Overdiagnosis is a concern because we end up treating some fraction of people for something that never would have impacted their health. And some treatments—such as surgery, radiation, and chemotherapy—are intense.
How does new technology impact overdiagnosis? Can you give a specific example?
Mammography, for example, has a long history. It became popular in the 1980s when we were using film mammography. And then in the late 90s, we transitioned to digital. In the last seven years or so, we’ve switched to a newer technology called 3D mammography, sometimes called digital breast tomosynthesis. We’ve also started using ultrasound, MRI, and computer-aided detection with new AI algorithms.
When new technologies are introduced, it’s challenging to figure out whether they’re helping, they’re neutral, or they’re producing harm.
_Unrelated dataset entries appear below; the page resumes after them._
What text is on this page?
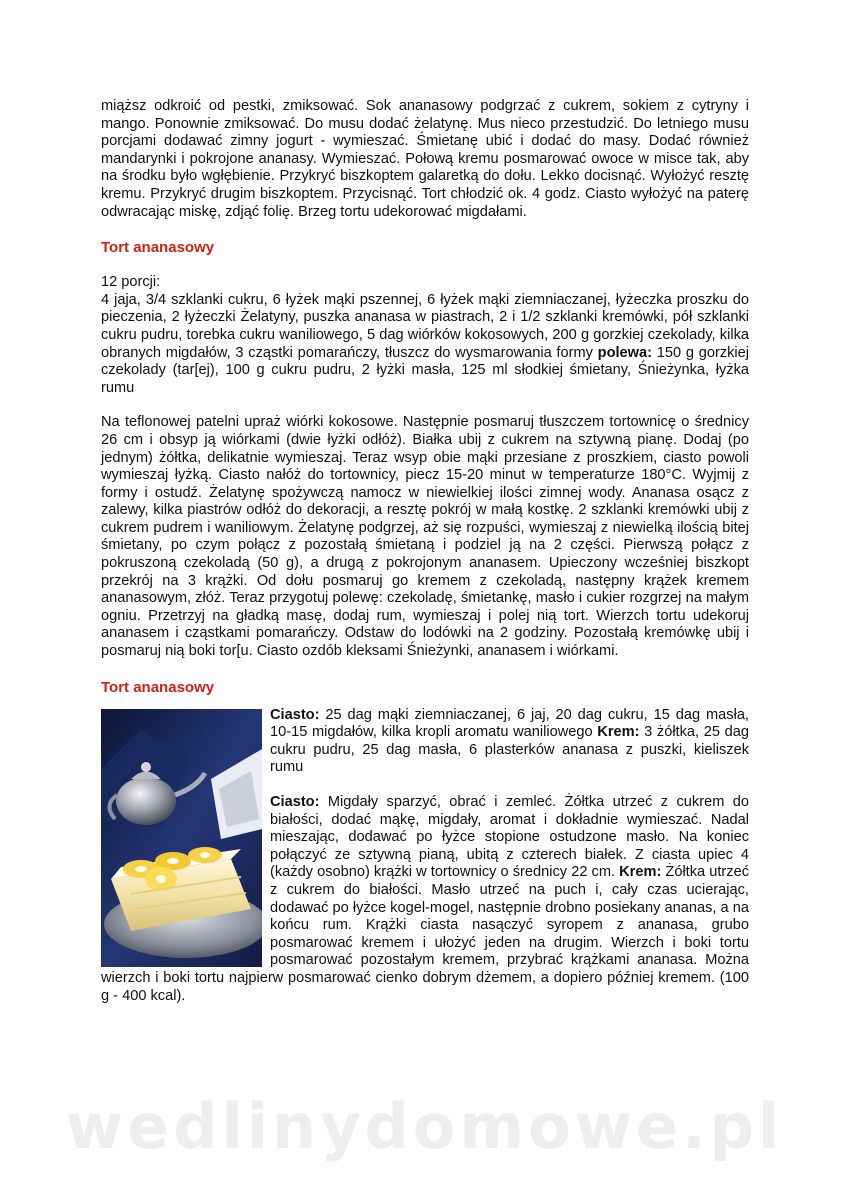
miąższ odkroić od pestki, zmiksować. Sok ananasowy podgrzać z cukrem, sokiem z cytryny i mango. Ponownie zmiksować. Do musu dodać żelatynę. Mus nieco przestudzić. Do letniego musu porcjami dodawać zimny jogurt - wymieszać. Śmietanę ubić i dodać do masy. Dodać również mandarynki i pokrojone ananasy. Wymieszać. Połową kremu posmarować owoce w misce tak, aby na środku było wgłębienie. Przykryć biszkoptem galaretką do dołu. Lekko docisnąć. Wyłożyć resztę kremu. Przykryć drugim biszkoptem. Przycisnąć. Tort chłodzić ok. 4 godz. Ciasto wyłożyć na paterę odwracając miskę, zdjąć folię. Brzeg tortu udekorować migdałami.

Tort ananasowy

12 porcji:

4 jaja, 3/4 szklanki cukru, 6 łyżek mąki pszennej, 6 łyżek mąki ziemniaczanej, łyżeczka proszku do pieczenia, 2 łyżeczki Żelatyny, puszka ananasa w piastrach, 2 i 1/2 szklanki kremówki, pół szklanki cukru pudru, torebka cukru waniliowego, 5 dag wiórków kokosowych, 200 g gorzkiej czekolady, kilka obranych migdałów, 3 cząstki pomarańczy, tłuszcz do wysmarowania formy polewa: 150 g gorzkiej czekolady (tar[ej), 100 g cukru pudru, 2 łyżki masła, 125 ml słodkiej śmietany, Śnieżynka, łyżka rumu

Na teflonowej patelni upraż wiórki kokosowe. Następnie posmaruj tłuszczem tortownicę o średnicy 26 cm i obsyp ją wiórkami (dwie łyżki odłóż). Białka ubij z cukrem na sztywną pianę. Dodaj (po jednym) żółtka, delikatnie wymieszaj. Teraz wsyp obie mąki przesiane z proszkiem, ciasto powoli wymieszaj łyżką. Ciasto nałóż do tortownicy, piecz 15-20 minut w temperaturze 180°C. Wyjmij z formy i ostudź. Żelatynę spożywczą namocz w niewielkiej ilości zimnej wody. Ananasa osącz z zalewy, kilka piastrów odłóż do dekoracji, a resztę pokrój w małą kostkę. 2 szklanki kremówki ubij z cukrem pudrem i waniliowym. Żelatynę podgrzej, aż się rozpuści, wymieszaj z niewielką ilością bitej śmietany, po czym połącz z pozostałą śmietaną i podziel ją na 2 części. Pierwszą połącz z pokruszoną czekoladą (50 g), a drugą z pokrojonym ananasem. Upieczony wcześniej biszkopt przekrój na 3 krążki. Od dołu posmaruj go kremem z czekoladą, następny krążek kremem ananasowym, złóż. Teraz przygotuj polewę: czekoladę, śmietankę, masło i cukier rozgrzej na małym ogniu. Przetrzyj na gładką masę, dodaj rum, wymieszaj i polej nią tort. Wierzch tortu udekoruj ananasem i cząstkami pomarańczy. Odstaw do lodówki na 2 godziny. Pozostałą kremówkę ubij i posmaruj nią boki tor[u. Ciasto ozdób kleksami Śnieżynki, ananasem i wiórkami.

Tort ananasowy

Ciasto: 25 dag mąki ziemniaczanej, 6 jaj, 20 dag cukru, 15 dag masła, 10-15 migdałów, kilka kropli aromatu waniliowego Krem: 3 żółtka, 25 dag cukru pudru, 25 dag masła, 6 plasterków ananasa z puszki, kieliszek rumu

Ciasto: Migdały sparzyć, obrać i zemleć. Żółtka utrzeć z cukrem do białości, dodać mąkę, migdały, aromat i dokładnie wymieszać. Nadal mieszając, dodawać po łyżce stopione ostudzone masło. Na koniec połączyć ze sztywną pianą, ubitą z czterech białek. Z ciasta upiec 4 (każdy osobno) krążki w tortownicy o średnicy 22 cm. Krem: Żółtka utrzeć z cukrem do białości. Masło utrzeć na puch i, cały czas ucierając, dodawać po łyżce kogel-mogel, następnie drobno posiekany ananas, a na końcu rum. Krążki ciasta nasączyć syropem z ananasa, grubo posmarować kremem i ułożyć jeden na drugim. Wierzch i boki tortu posmarować pozostałym kremem, przybrać krążkami ananasa. Można wierzch i boki tortu najpierw posmarować cienko dobrym dżemem, a dopiero później kremem. (100 g - 400 kcal).

wedlinydomowe.pl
It’s difficult to draw strong conclusions because we need a long period of follow-up, which we don’t yet have with new technologies.
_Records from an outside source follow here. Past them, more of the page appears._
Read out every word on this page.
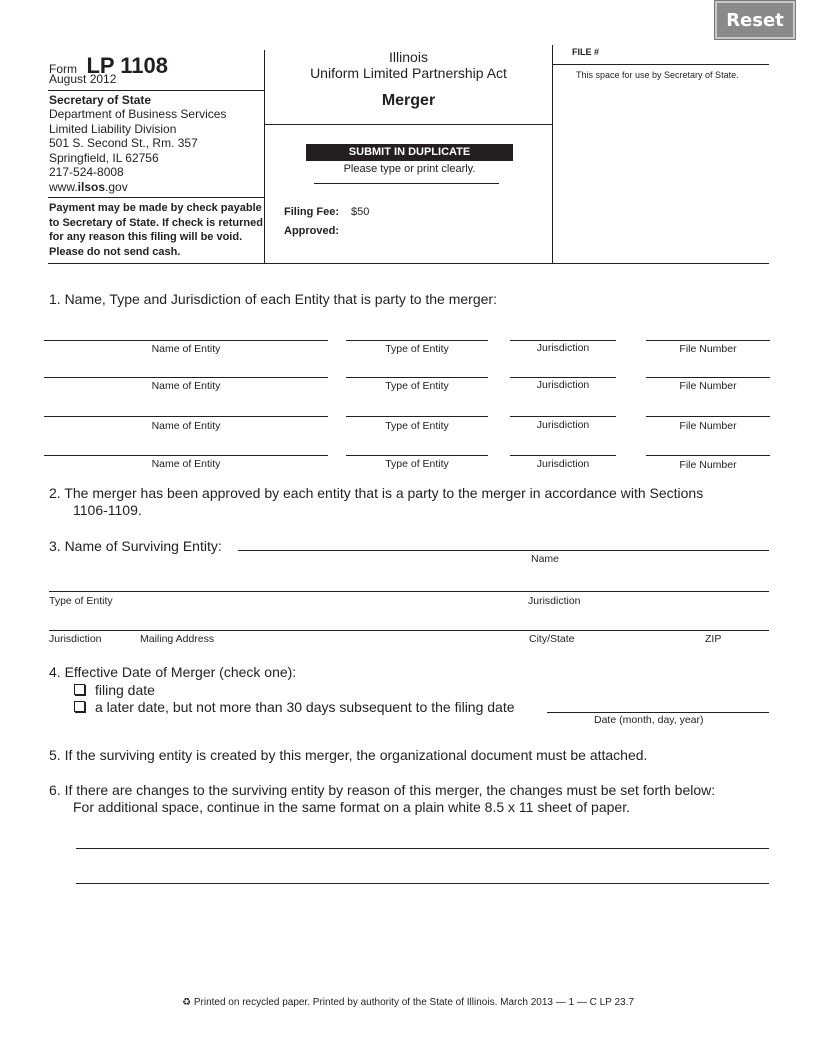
Reset
Form LP 1108
August 2012
Secretary of State
Department of Business Services
Limited Liability Division
501 S. Second St., Rm. 357
Springfield, IL 62756
217-524-8008
www.ilsos.gov
Payment may be made by check payable to Secretary of State. If check is returned for any reason this filing will be void. Please do not send cash.
Illinois
Uniform Limited Partnership Act
Merger
SUBMIT IN DUPLICATE
Please type or print clearly.
Filing Fee: $50
Approved:
FILE #
This space for use by Secretary of State.
1. Name, Type and Jurisdiction of each Entity that is party to the merger:
Name of Entity	Type of Entity	Jurisdiction	File Number
Name of Entity	Type of Entity	Jurisdiction	File Number
Name of Entity	Type of Entity	Jurisdiction	File Number
Name of Entity	Type of Entity	Jurisdiction	File Number
2. The merger has been approved by each entity that is a party to the merger in accordance with Sections
1106-1109.
3. Name of Surviving Entity:
Name
Type of Entity	Jurisdiction
Jurisdiction	Mailing Address	City/State	ZIP
4. Effective Date of Merger (check one):
filing date
a later date, but not more than 30 days subsequent to the filing date
Date (month, day, year)
5. If the surviving entity is created by this merger, the organizational document must be attached.
6. If there are changes to the surviving entity by reason of this merger, the changes must be set forth below:
For additional space, continue in the same format on a plain white 8.5 x 11 sheet of paper.
♻ Printed on recycled paper. Printed by authority of the State of Illinois. March 2013 — 1 — C LP 23.7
What are the risks and benefits people should weigh when considering preventative screening?
For several types of cancer screening—like breast, colorectal, cervical, lung, and to some extent, prostate—we have clear guidance about who’s likely to benefit and what the magnitude of those benefits are. Those tests are generally supported by evidence, meaning that people are more likely to benefit than be harmed. But every individual is different, and making a decision about screening depends on risk factors for not only cancer but also other health conditions that might affect a person’s likelihood of benefiting.
Different screening tests have different trade-offs. For example, one of the most common downsides to breast cancer screening is being called back for abnormal mammograms that turn out to be nothing to worry about. Whether that matters to someone depends on who they are, what that experience is like to them, and how they perceive the benefit of the screening.
In addition, the risk of overdiagnosis changes with age, health, and life expectancy, becoming more relevant for older people. The shorter a person’s life expectancy is, the more likely that any cancer found wouldn’t be clinically apparent in that person’s lifetime.
I would advise that people talk with their primary care doctor about which screenings they might be eligible for and what the trade-offs of those screenings are.